SALT LAKE CITY — San Juan County leaders have indicated they will appeal a federal judge’s order to redraw political boundaries in Utah’s largest geographic county following a ruling on racial gerrymandering.
In a ruling right before the Christmas holiday, U.S. District Court Judge Robert Shelby accepted a new series of maps for county commission and school board seats. Some of the districts give Native Americans a demographic majority. Judge Shelby also ordered special elections for all commission and school board seats in 2018.
In a court filing signaling their appeal, San Juan County expressed concern that with a special election for all seats, there would be no continuity in government.

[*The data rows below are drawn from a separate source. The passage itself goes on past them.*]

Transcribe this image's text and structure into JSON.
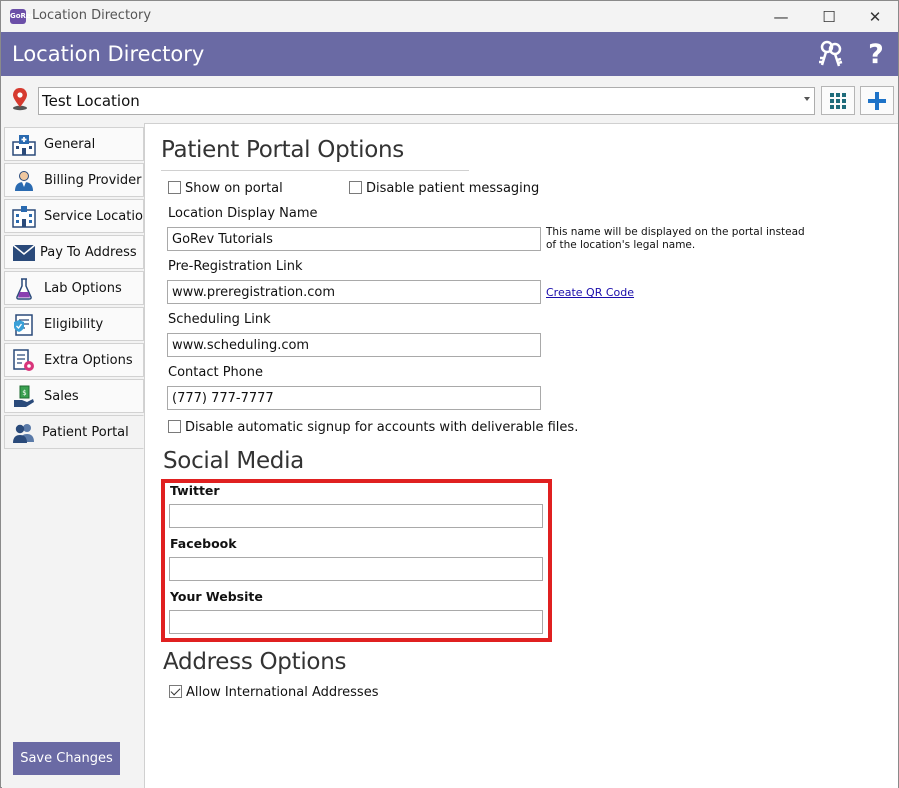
{
  "window": {
    "app_icon_text": "GoRev",
    "title": "Location Directory",
    "controls": {
      "minimize": "—",
      "maximize": "☐",
      "close": "✕"
    }
  },
  "header": {
    "title": "Location Directory",
    "help_label": "?"
  },
  "location": {
    "selected": "Test Location"
  },
  "sidebar": {
    "items": [
      {
        "label": "General",
        "icon": "hospital-icon"
      },
      {
        "label": "Billing Provider",
        "icon": "doctor-icon"
      },
      {
        "label": "Service Location",
        "icon": "building-icon"
      },
      {
        "label": "Pay To Address",
        "icon": "envelope-icon"
      },
      {
        "label": "Lab Options",
        "icon": "flask-icon"
      },
      {
        "label": "Eligibility",
        "icon": "checklist-shield-icon"
      },
      {
        "label": "Extra Options",
        "icon": "document-gear-icon"
      },
      {
        "label": "Sales",
        "icon": "money-hand-icon"
      },
      {
        "label": "Patient Portal",
        "icon": "users-icon"
      }
    ],
    "active_index": 8,
    "save_label": "Save Changes"
  },
  "portal": {
    "title": "Patient Portal Options",
    "show_on_portal": {
      "label": "Show on portal",
      "checked": false
    },
    "disable_messaging": {
      "label": "Disable patient messaging",
      "checked": false
    },
    "display_name": {
      "label": "Location Display Name",
      "value": "GoRev Tutorials",
      "hint": "This name will be displayed on the portal instead of the location's legal name."
    },
    "prereg": {
      "label": "Pre-Registration Link",
      "value": "www.preregistration.com",
      "link": "Create QR Code"
    },
    "scheduling": {
      "label": "Scheduling Link",
      "value": "www.scheduling.com"
    },
    "phone": {
      "label": "Contact Phone",
      "value": "(777) 777-7777"
    },
    "disable_signup": {
      "label": "Disable automatic signup for accounts with deliverable files.",
      "checked": false
    }
  },
  "social": {
    "title": "Social Media",
    "twitter": {
      "label": "Twitter",
      "value": ""
    },
    "facebook": {
      "label": "Facebook",
      "value": ""
    },
    "website": {
      "label": "Your Website",
      "value": ""
    },
    "highlight_color": "#e02020"
  },
  "address": {
    "title": "Address Options",
    "intl": {
      "label": "Allow International Addresses",
      "checked": true
    }
  },
  "colors": {
    "header_bg": "#6a6aa4",
    "accent_blue": "#1e73c8",
    "pin_red": "#d63a2f"
  }
}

“Under this scenario, there would be no one with experience on the County Commission or the School Board. That would hardly constitute good governance and it would most certainly constitute a significant disruption to the ordinary process of governance. And then there is the matter of the current office holders and the electorate,” Jesse Trentadue, the attorney for San Juan County, wrote in the filing.
The county also asked the judge to finalize his ruling so they could go to the 10th U.S. Circuit Court of Appeals in Denver.
Meanwhile, the Navajo Nation Council issued a statement praising the ruling.
“For many years, our Navajo people were not adequately represented on the county commission and the school board due to the unfair voting boundaries that were intentionally imposed to diminish our votes and our voices. With today’s ruling we are optimistic that our communities will be treated fairly in the upcoming elections,” Delegate Davis Filfred said in a statement.